Myalgic Encephalomyelitis/Chronic Fatigue Syndrome (ME/CFS) is a complex and disabling condition characterized by chronic fatigue, widespread pain and hyperalgesia, and other cognitive symptoms such as difficulties to concentrate and memory impairment. According to recent diagnostic criteria, the most characteristic and disabling symptom of the disease is arguably the presence of post-exertional malaise. Its pathophysiology is poorly understood, and unravelling the exact underlying ME/CFS biology is urgently needed for developing new and more effective treatments. In recent years, an increasing amount of research has focused on understanding the pathophysiology of ME/CFS and post-exertional malaise. Research has highlighted the role of oxidative stress, immune system and neuroimmune cells activation, and central nervous system alterations – including increased sensitivity of the central nervous system to sensory input (i.e. central sensitization).
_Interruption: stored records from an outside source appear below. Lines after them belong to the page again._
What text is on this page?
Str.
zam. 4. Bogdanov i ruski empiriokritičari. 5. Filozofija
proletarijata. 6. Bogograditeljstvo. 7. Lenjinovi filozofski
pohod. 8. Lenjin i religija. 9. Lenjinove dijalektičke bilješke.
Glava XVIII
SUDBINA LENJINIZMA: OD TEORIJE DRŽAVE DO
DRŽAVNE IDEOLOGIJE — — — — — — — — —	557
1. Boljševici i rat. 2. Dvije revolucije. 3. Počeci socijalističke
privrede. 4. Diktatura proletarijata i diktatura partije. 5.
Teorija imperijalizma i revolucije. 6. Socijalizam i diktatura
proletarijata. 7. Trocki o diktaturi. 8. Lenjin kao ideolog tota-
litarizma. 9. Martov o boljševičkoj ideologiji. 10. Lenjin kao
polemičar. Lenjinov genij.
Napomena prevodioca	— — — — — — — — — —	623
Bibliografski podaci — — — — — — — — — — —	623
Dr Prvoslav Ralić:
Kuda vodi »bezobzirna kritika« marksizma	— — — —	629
Several factors potentially involved in the mechanisms underlying these processes, such as brain derived neurotrophic factor, Catechol-O-methyltransferase, histone de-acetylases and serotonin, might be able to explain patients’ symptoms and post-exertional malaise, especially because some of these factors are altered in response to exercise. Epigenetic mechanisms, including DNA methylation and histone acetylation, have been found to be involved in the regulation of factors that are potentially key players in ME/CFS and more specifically post exertional malaise. Therefore, epigenetics holds promise to unravel mechanisms underlying post-exertional malaise in ME/CFS. Only a few studies explored DNA methylation in patients with ME/CFS. Initial results showing altered methylation in genes related to immune responses, kinase activity, and neural plasticity are promising but come from cross-sectional studies. To the best of our knowledge no study assessed the effect of exercise on epigenetic changes, nor the relation between DNA methylation and post-exertional malaise in patients with ME/CFS. This is an important research gap. Understanding post-exertional malaise in relation to epigenetic processes such as DNA methylation would likely provide new targetable core mechanisms for developing new strategies and treatments. Therefore, this doctoral trajectory will be focused on investigating the role of epigenetic mechanisms in post-exertional malaise in ME/CFS.